AHHH this is so important, isn’t it?
The parents of students often tell me, oh you are so patient, or “you must be so patient.” I’m totally not. I’m very impatient, quick to anger, I get annoyed really easily! But students, no, because violin is totally hard to do and I get that they might sound terrible for awhile, so that doesn’t require patience. I find it very easy to just be nice to my students, because they are mostly trying their best, or because, failing that, they have other stuff going on and/or it’s certainly not worth getting annoyed at.
In any case, trying to get estimates on my front stairs is different. I feel like I’m trying so hard (well, as hard as one can try without actually calling and bugging people, which isn’t something I want to start doing at all) to get some people to show up and give me a freaking estimate on the repair job! I’ve spent a good amount of time the past week waiting. I’m still waiting on my first official estimate, but I feel pretty good about the guy earlier today, because he had a clipboard and everything. He told me I’d hear something in a few days, so let’s keep our fingers crossed. I have some more leads and appointments so hopefully something will pan out. *and in the meantime I got a phone call from another guy who is working on a quote…
So I’ve spent a bit of time this afternoon trying to stay near the front door in case somebody showed up. A thing you should know about my house (well, FedEx in particular should know): if you ring the doorbell, it’s really loud everywhere in the house, but if you knock, I can barely hear it, but especially not beyond the front two rooms. So I’m always worried when I’m expecting someone that they will knock and I won’t hear it (this has happened on many occasions) and then not notice the doorbell and just leave.
In any case, I feel like this week has been taken up so far with annoying tasks. I’ve been trying to spread them into next week also, because I realized that in my haste to GET THINGS DONE I started too many things and was feeling stressed out and that’s not how July needs to be. But all the tasks I’m doing seem to be slightly more annoying than they should be (I’m shocked by still how few tasks can be completed via the internet versus needing to talk on the phone or have a face to face) and that is trying my patience as well. On an unrelated note, I’ve recently noticed that I can hear trains more often while sitting at my computer than I used to be able to. Perhaps that’s because my air conditioning is softer than it used to be (new system from last summer)?
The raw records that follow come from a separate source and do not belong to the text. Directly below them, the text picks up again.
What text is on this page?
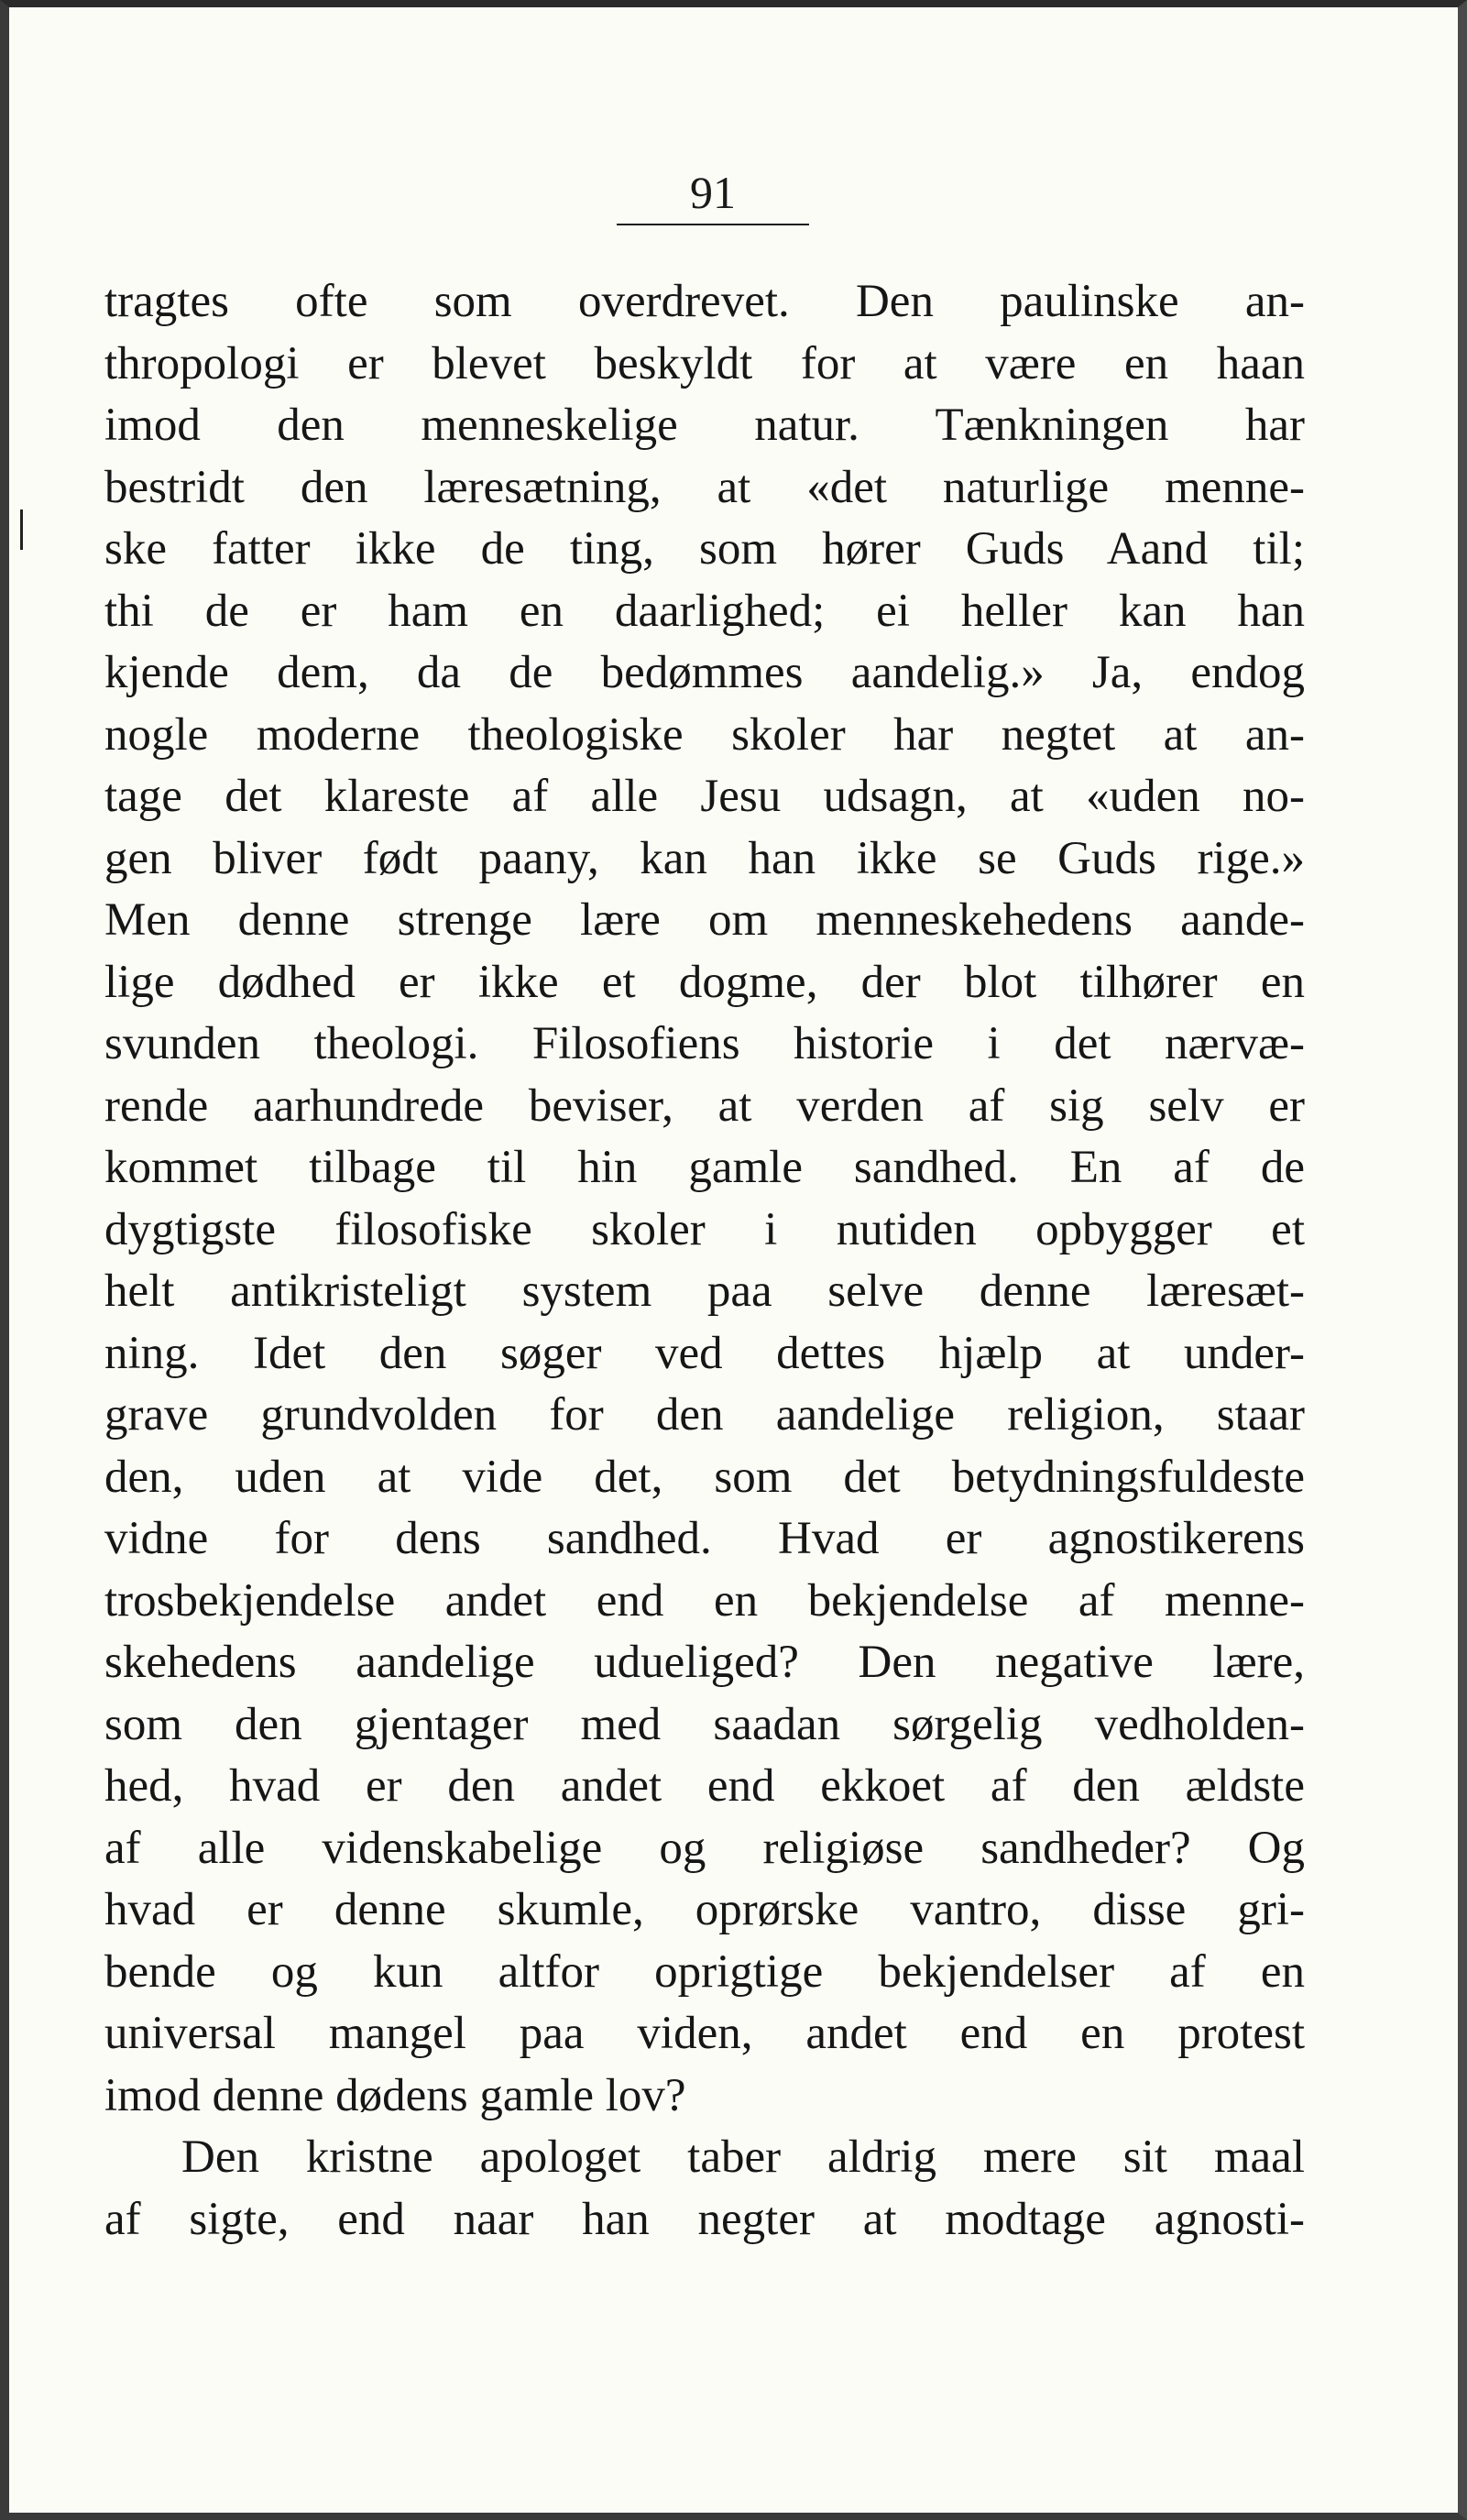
91
tragtes ofte som overdrevet. Den paulinske an-
thropologi er blevet beskyldt for at være en haan
imod den menneskelige natur. Tænkningen har
bestridt den læresætning, at «det naturlige menne-
ske fatter ikke de ting, som hører Guds Aand til;
thi de er ham en daarlighed; ei heller kan han
kjende dem, da de bedømmes aandelig.» Ja, endog
nogle moderne theologiske skoler har negtet at an-
tage det klareste af alle Jesu udsagn, at «uden no-
gen bliver født paany, kan han ikke se Guds rige.»
Men denne strenge lære om menneskehedens aande-
lige dødhed er ikke et dogme, der blot tilhører en
svunden theologi. Filosofiens historie i det nærvæ-
rende aarhundrede beviser, at verden af sig selv er
kommet tilbage til hin gamle sandhed. En af de
dygtigste filosofiske skoler i nutiden opbygger et
helt antikristeligt system paa selve denne læresæt-
ning. Idet den søger ved dettes hjælp at under-
grave grundvolden for den aandelige religion, staar
den, uden at vide det, som det betydningsfuldeste
vidne for dens sandhed. Hvad er agnostikerens
trosbekjendelse andet end en bekjendelse af menne-
skehedens aandelige udueliged? Den negative lære,
som den gjentager med saadan sørgelig vedholden-
hed, hvad er den andet end ekkoet af den ældste
af alle videnskabelige og religiøse sandheder? Og
hvad er denne skumle, oprørske vantro, disse gri-
bende og kun altfor oprigtige bekjendelser af en
universal mangel paa viden, andet end en protest
imod denne dødens gamle lov?
Den kristne apologet taber aldrig mere sit maal
af sigte, end naar han negter at modtage agnosti-
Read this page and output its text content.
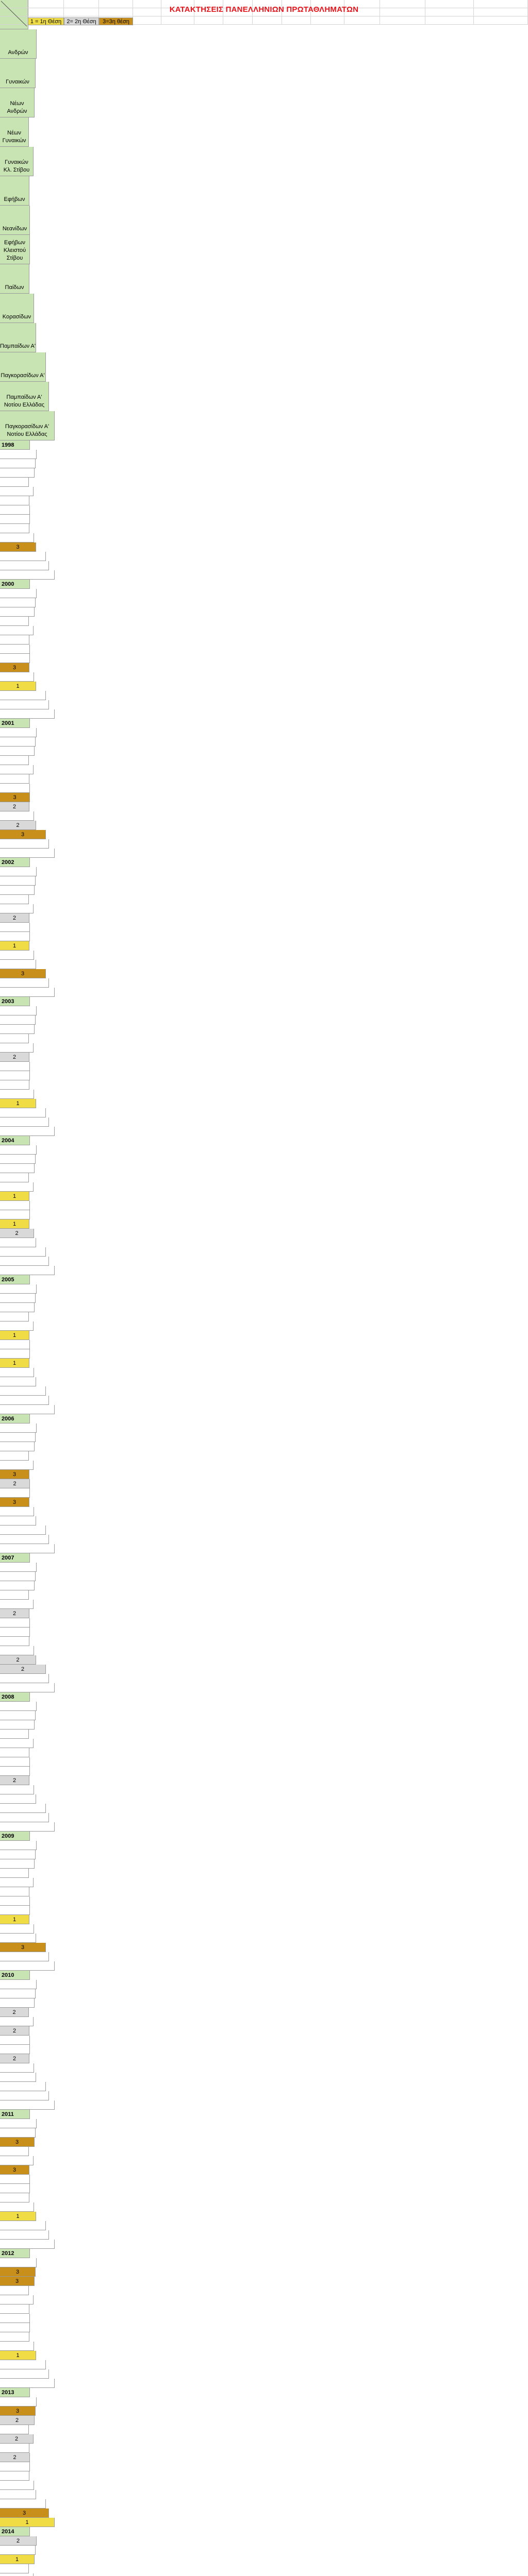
Ανδρών
Γυναικών
Νέων Ανδρών
Νέων Γυναικών
Γυναικών Κλ. Στίβου
Εφήβων
Νεανίδων
Εφήβων Κλειστού Στίβου
Παίδων
Κορασίδων
Παμπαίδων Α'
Παγκορασίδων Α'
Παμπαίδων Α' Νοτίου Ελλάδας
Παγκορασίδων Α' Νοτίου Ελλάδας
1998
3
2000
3
1
2001
3
2
2
3
2002
2
1
3
2003
2
1
2004
1
1
2
2005
1
1
2006
3
2
3
2007
2
2
2
2008
2
2009
1
3
2010
2
2
2
2011
3
3
1
2012
3
3
1
2013
3
2
2
2
3
1
2014
2
1
ΚΑΤΑΚΤΗΣΕΙΣ ΠΑΝΕΛΛΗΝΙΩΝ ΠΡΩΤΑΘΛΗΜΑΤΩΝ
1 = 1η Θέση 2= 2η Θέση	3=3η θέση
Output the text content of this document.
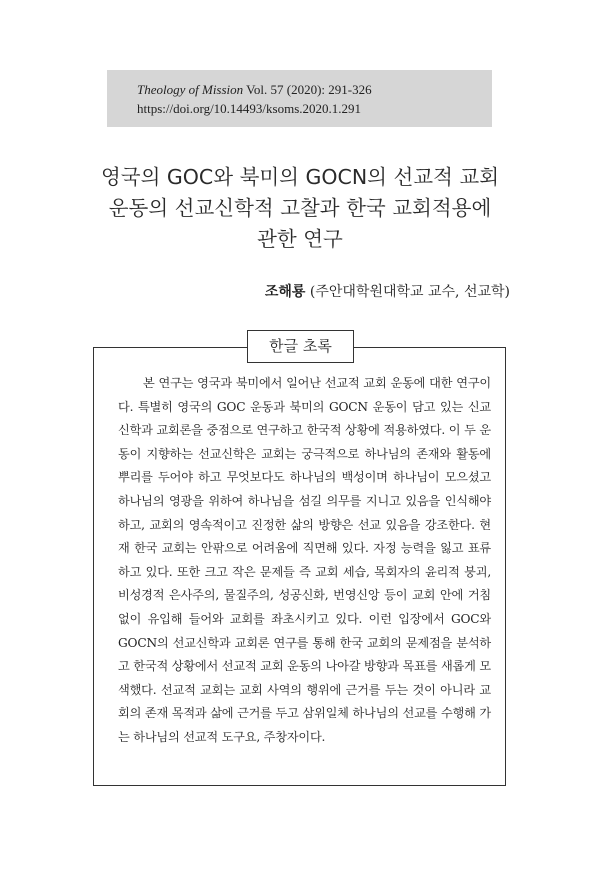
Theology of Mission Vol. 57 (2020): 291-326
https://doi.org/10.14493/ksoms.2020.1.291
영국의 GOC와 북미의 GOCN의 선교적 교회
운동의 선교신학적 고찰과 한국 교회적용에
관한 연구
조해룡 (주안대학원대학교 교수, 선교학)
한글 초록

본 연구는 영국과 북미에서 일어난 선교적 교회 운동에 대한 연구이다. 특별히 영국의 GOC 운동과 북미의 GOCN 운동이 담고 있는 신교신학과 교회론을 중점으로 연구하고 한국적 상황에 적용하였다. 이 두 운동이 지향하는 선교신학은 교회는 궁극적으로 하나님의 존재와 활동에 뿌리를 두어야 하고 무엇보다도 하나님의 백성이며 하나님이 모으셨고 하나님의 영광을 위하여 하나님을 섬길 의무를 지니고 있음을 인식해야 하고, 교회의 영속적이고 진정한 삶의 방향은 선교 있음을 강조한다. 현재 한국 교회는 안팎으로 어려움에 직면해 있다. 자정 능력을 잃고 표류하고 있다. 또한 크고 작은 문제들 즉 교회 세습, 목회자의 윤리적 붕괴, 비성경적 은사주의, 물질주의, 성공신화, 번영신앙 등이 교회 안에 거침없이 유입해 들어와 교회를 좌초시키고 있다. 이런 입장에서 GOC와 GOCN의 선교신학과 교회론 연구를 통해 한국 교회의 문제점을 분석하고 한국적 상황에서 선교적 교회 운동의 나아갈 방향과 목표를 새롭게 모색했다. 선교적 교회는 교회 사역의 행위에 근거를 두는 것이 아니라 교회의 존재 목적과 삶에 근거를 두고 삼위일체 하나님의 선교를 수행해 가는 하나님의 선교적 도구요, 주창자이다.
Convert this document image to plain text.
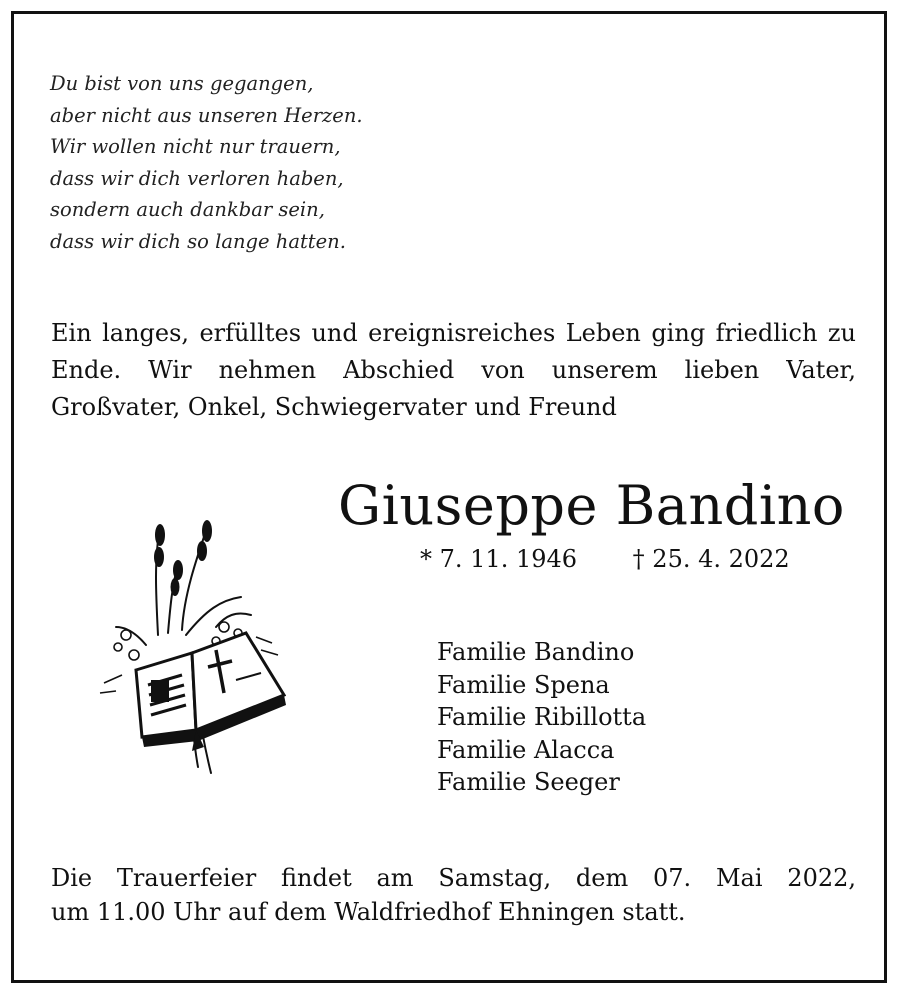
Du bist von uns gegangen,
aber nicht aus unseren Herzen.
Wir wollen nicht nur trauern,
dass wir dich verloren haben,
sondern auch dankbar sein,
dass wir dich so lange hatten.
Ein langes, erfülltes und ereignisreiches Leben ging friedlich zu Ende. Wir nehmen Abschied von unserem lieben Vater, Großvater, Onkel, Schwiegervater und Freund
Giuseppe Bandino
* 7. 11. 1946 † 25. 4. 2022
Familie Bandino
Familie Spena
Familie Ribillotta
Familie Alacca
Familie Seeger
Die Trauerfeier findet am Samstag, dem 07. Mai 2022,
um 11.00 Uhr auf dem Waldfriedhof Ehningen statt.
So there you have it. Patience. I have it for a few things, at least.
I suppose this is why people complain about contractors and try to do things themselves. To be fair, I know people call me when I’m busy and then sometimes when I call back they are unbelievably rude, so I’m trying to be nice (and there’s no reason not to: either the person will help me or not, my being rude doesn’t help anyone)…recently somebody lefta message on Friday and when I called back on Monday they acted incredibly rude. That wasn’t the first time something like that has happened, but it was the latest time and since then, phone messages have really stressed me out because I’m afraid people are going to yell at me when I call back.
In fact, this blog is a little bit of therapy, because writing that out made me realize how true it is. That since a woman a few months ago yelled at me on the phone I’ve been super anxious about responding to phone calls to the point that I sometimes don’t even respond. I know that most people are actually really polite and great, and even when I call after they’ve found another teacher are usually perfectly polite about it (especially as I’m often returning their call to only give them recommendations)…but that one person was so rude. And it made me mad too, because don’t I get weekends off? I certainly don’t expect people to call me about business matters on weekends, so calling first thing Monday morning for a message left late on a Friday afternoon IS calling back right away, and yet, this woman was so awful.
I’m just ranting now. This week is so crazy (treason much?) and it’s only Tuesday, but I only have two more students today and then 17 more for the week…summer teaching is going well!
If there were only a way TO practice having patience! I have done nothing but go through the whole process of getting bids since I moved into my house in December. It’s such a pain. It took me a MONTH to get all the gutter bids. I recommend calling 4-5 companies and that way you end up with the first 3 bids that come in and the stragglers are just too late. I then follow up 3-5 business days later asking if their bid is ready.
Yes, calling people sucks. No other way to get used to it or better at it than doing it more. Ugh.